Le Gaôn s’interroge : en quoi est-ce un mérite ? Au contraire, s’il y avait eu moins de mitsvoth, cela aurait été plus simplte ! Et pourquoi parler de Torah et Mitsvoth et pas seulement de Mitsvoth ? Le Maaloth HaTorah explique au nom de son frère qu’il y a beaucoup de parashiyoth où il n’y a pas de « mitsvoth » en tant que telles (par exemple, de Bereshith à Bo, il n’y aurait que trois « mitsvoth : P’rou our’vou, milah et guid hanashé). Il est impensable que ces parashiyoth ne soient que des histoires accessoires ! Dans les agadoth de la Guemara ou dans les midrashim, dans les actions des Avoth, la Torah ne parle jamais d’une mitsvah à proprement parler, et pourtant tout est mitsvah ! DONC, on doit dire que chaque parole dite par la Torah est une mitsvah à part entière. Par conséquent, il y a tellement de mitsvoth que l’on ne peut pas les compter. Par contre, il y a une difficulté à comprendre dans la Torah quel sens donner aux mitsvoth. Car on
serait obligé de le présupposer, comme si on faisait « délirer D.ieu » (Spinoza) alors qu’on ne veut pas donner de valeur humaine, de sens humain, à la Torah qui est parole divine. Les mitsvoth s’arrêtent à ce qu’elles sont et on ne doit pas chercher de « morale » derrière les mitsvoth (Kouzari).

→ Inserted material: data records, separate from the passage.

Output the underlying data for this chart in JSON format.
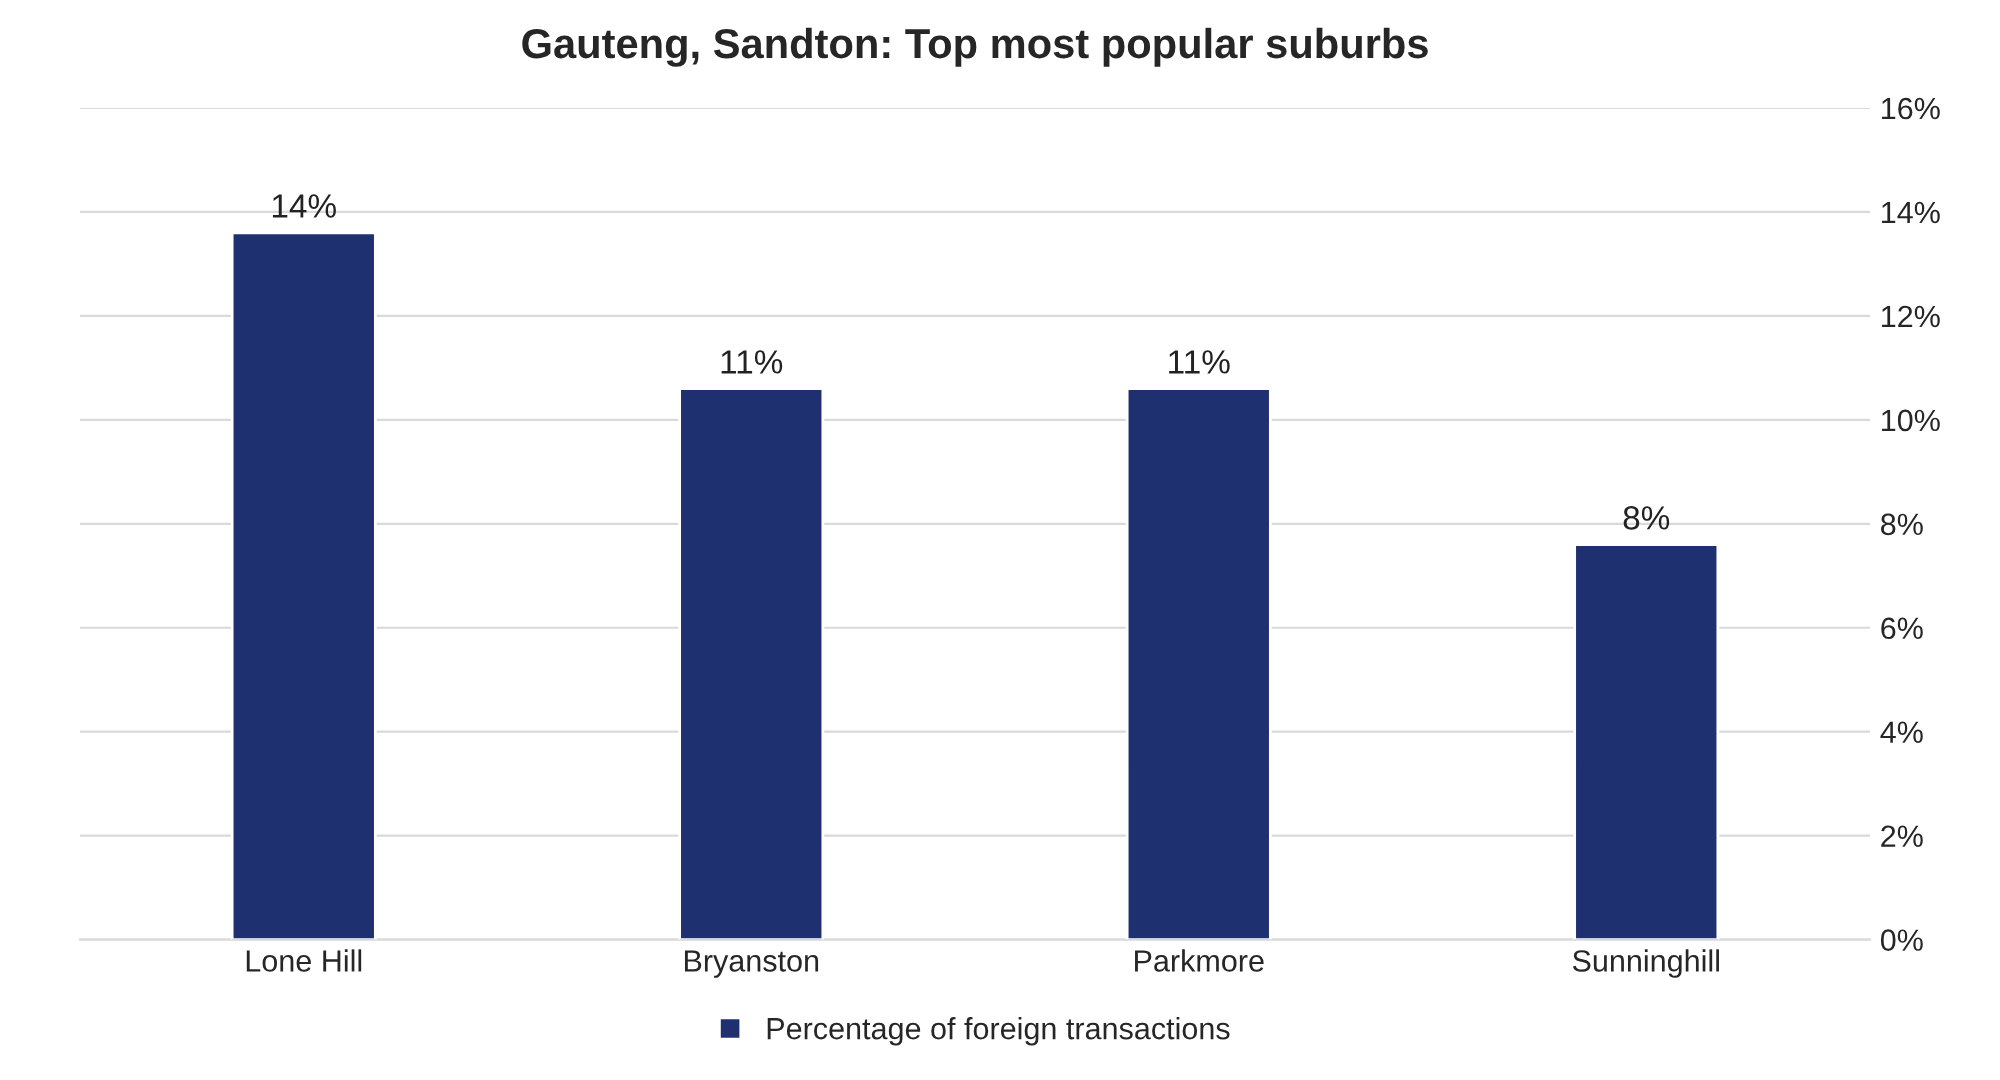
{
  "chart_data": {
    "type": "bar",
    "title": "Gauteng, Sandton: Top most popular suburbs",
    "categories": [
      "Lone Hill",
      "Bryanston",
      "Parkmore",
      "Sunninghill"
    ],
    "series": [
      {
        "name": "Percentage of foreign transactions",
        "color": "#1f3070",
        "values": [
          13.6,
          10.6,
          10.6,
          7.6
        ],
        "value_labels": [
          "14%",
          "11%",
          "11%",
          "8%"
        ]
      }
    ],
    "ylim": [
      0,
      16
    ],
    "yticks": [
      {
        "value": 0,
        "label": "0%"
      },
      {
        "value": 2,
        "label": "2%"
      },
      {
        "value": 4,
        "label": "4%"
      },
      {
        "value": 6,
        "label": "6%"
      },
      {
        "value": 8,
        "label": "8%"
      },
      {
        "value": 10,
        "label": "10%"
      },
      {
        "value": 12,
        "label": "12%"
      },
      {
        "value": 14,
        "label": "14%"
      },
      {
        "value": 16,
        "label": "16%"
      }
    ],
    "grid": "y",
    "legend": "bottom"
  }
}
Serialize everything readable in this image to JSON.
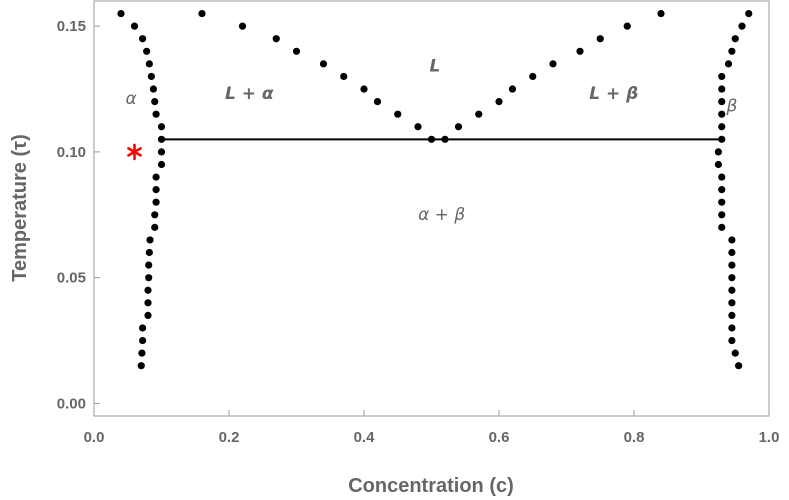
{
  "chart_data": {
    "type": "scatter",
    "title": "",
    "xlabel": "Concentration (c)",
    "ylabel": "Temperature (τ)",
    "xlim": [
      0,
      1
    ],
    "ylim": [
      -0.005,
      0.16
    ],
    "x_ticks": [
      {
        "value": 0.0,
        "label": "0.0"
      },
      {
        "value": 0.2,
        "label": "0.2"
      },
      {
        "value": 0.4,
        "label": "0.4"
      },
      {
        "value": 0.6,
        "label": "0.6"
      },
      {
        "value": 0.8,
        "label": "0.8"
      },
      {
        "value": 1.0,
        "label": "1.0"
      }
    ],
    "y_ticks": [
      {
        "value": 0.0,
        "label": "0.00"
      },
      {
        "value": 0.05,
        "label": "0.05"
      },
      {
        "value": 0.1,
        "label": "0.10"
      },
      {
        "value": 0.15,
        "label": "0.15"
      }
    ],
    "grid": false,
    "series": [
      {
        "color": "#000000",
        "points": [
          [
            0.04,
            0.155
          ],
          [
            0.06,
            0.15
          ],
          [
            0.072,
            0.145
          ],
          [
            0.078,
            0.14
          ],
          [
            0.082,
            0.135
          ],
          [
            0.085,
            0.13
          ],
          [
            0.088,
            0.125
          ],
          [
            0.09,
            0.12
          ],
          [
            0.092,
            0.115
          ],
          [
            0.1,
            0.11
          ],
          [
            0.1,
            0.105
          ],
          [
            0.1,
            0.1
          ],
          [
            0.1,
            0.095
          ],
          [
            0.092,
            0.09
          ],
          [
            0.092,
            0.085
          ],
          [
            0.092,
            0.08
          ],
          [
            0.09,
            0.075
          ],
          [
            0.09,
            0.07
          ],
          [
            0.083,
            0.065
          ],
          [
            0.082,
            0.06
          ],
          [
            0.081,
            0.055
          ],
          [
            0.081,
            0.05
          ],
          [
            0.08,
            0.045
          ],
          [
            0.08,
            0.04
          ],
          [
            0.08,
            0.035
          ],
          [
            0.072,
            0.03
          ],
          [
            0.072,
            0.025
          ],
          [
            0.071,
            0.02
          ],
          [
            0.07,
            0.015
          ]
        ]
      },
      {
        "color": "#000000",
        "points": [
          [
            0.16,
            0.155
          ],
          [
            0.22,
            0.15
          ],
          [
            0.27,
            0.145
          ],
          [
            0.3,
            0.14
          ],
          [
            0.34,
            0.135
          ],
          [
            0.37,
            0.13
          ],
          [
            0.4,
            0.125
          ],
          [
            0.42,
            0.12
          ],
          [
            0.45,
            0.115
          ],
          [
            0.48,
            0.11
          ],
          [
            0.5,
            0.105
          ],
          [
            0.52,
            0.105
          ],
          [
            0.54,
            0.11
          ],
          [
            0.57,
            0.115
          ],
          [
            0.6,
            0.12
          ],
          [
            0.62,
            0.125
          ],
          [
            0.65,
            0.13
          ],
          [
            0.68,
            0.135
          ],
          [
            0.72,
            0.14
          ],
          [
            0.75,
            0.145
          ],
          [
            0.79,
            0.15
          ],
          [
            0.84,
            0.155
          ]
        ]
      },
      {
        "color": "#000000",
        "points": [
          [
            0.97,
            0.155
          ],
          [
            0.96,
            0.15
          ],
          [
            0.95,
            0.145
          ],
          [
            0.945,
            0.14
          ],
          [
            0.94,
            0.135
          ],
          [
            0.93,
            0.13
          ],
          [
            0.93,
            0.125
          ],
          [
            0.93,
            0.12
          ],
          [
            0.93,
            0.115
          ],
          [
            0.93,
            0.11
          ],
          [
            0.93,
            0.105
          ],
          [
            0.925,
            0.1
          ],
          [
            0.925,
            0.095
          ],
          [
            0.93,
            0.09
          ],
          [
            0.93,
            0.085
          ],
          [
            0.93,
            0.08
          ],
          [
            0.93,
            0.075
          ],
          [
            0.93,
            0.07
          ],
          [
            0.945,
            0.065
          ],
          [
            0.945,
            0.06
          ],
          [
            0.945,
            0.055
          ],
          [
            0.945,
            0.05
          ],
          [
            0.945,
            0.045
          ],
          [
            0.945,
            0.04
          ],
          [
            0.945,
            0.035
          ],
          [
            0.945,
            0.03
          ],
          [
            0.945,
            0.025
          ],
          [
            0.95,
            0.02
          ],
          [
            0.955,
            0.015
          ]
        ]
      }
    ],
    "lines": [
      {
        "x": [
          0.1,
          0.925
        ],
        "y": [
          0.105,
          0.105
        ],
        "color": "#000000"
      }
    ],
    "markers": [
      {
        "x": 0.06,
        "y": 0.1,
        "symbol": "*",
        "color": "#ff0000"
      }
    ],
    "annotations": [
      {
        "text": "α",
        "x": 0.055,
        "y": 0.119,
        "italic": true,
        "bold": false
      },
      {
        "text": "L + α",
        "x": 0.23,
        "y": 0.121,
        "italic": true,
        "bold": true
      },
      {
        "text": "L",
        "x": 0.505,
        "y": 0.132,
        "italic": true,
        "bold": true
      },
      {
        "text": "L + β",
        "x": 0.77,
        "y": 0.121,
        "italic": true,
        "bold": true
      },
      {
        "text": "β",
        "x": 0.945,
        "y": 0.116,
        "italic": true,
        "bold": false
      },
      {
        "text": "α + β",
        "x": 0.515,
        "y": 0.073,
        "italic": true,
        "bold": false
      }
    ]
  }
}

On comprend bien que Shabbath est une mitsvah, mais dans l’esprit de la mitsvah, il y a beaucoup plus de mitsvoth que la simple action.
Une mitsvah est ainsi quelque chose qui s’étend. Tout le travail de la Guemara consiste à faire communiquer les mitsvoth ensemble. Shabbat avec Kippour ou avec Pessah… C’est en faisant ces liens que l’on peut comprendre le sens des mitsvoth.

Les mitsvoth, un ensemble matriciel

Ainsi se construit l’idée que les 613 mitsvoth font système ; elles constituent un ensemble de principes qui s’expliquent les uns par les autres. Ce système, comme une matrice mathématique, produit le sens des mitsvoth (au lieu que leur sens soit pensé à partir d’une « source divine »). C’est une matrice qui permet de trouver tout le reste.
En cela, on comprend ce que dit le Gaôn pour qui le décompte n’est pas important car chaque mitsvah est mise en relation avec toutes les autres et les contient. Si quelqu’un fait une seule mitsvah, il mérite Olam Haba car toute mitsvah contient les 613. C’est pour cela qu’Israël a eu le mérite d’avoir beaucoup de mitsvoth car c’est ce qui donne la possibilité de créer une matrice où tout devient mitsvah.
La question est dès lors de savoir quels principes on utilise pour sélectionner les mitsvoth qui entrent dans la matrice et expliquent les autres … Autrement dit, selon le mashal du Gaôn, quelles sont les racines et quelles sont les branches. C’est cela même l’objet des ma’hloqtoth entre Hakhamim.
On pourrait se demander dès lors quel est le sens de ne donner que 10 commandements au Sinaï et pas toutes les mitsvoth ? C’est par cette question que tout commence car c’est à travers ces 10 Paroles que l’on doit interpréter les mitsvoth …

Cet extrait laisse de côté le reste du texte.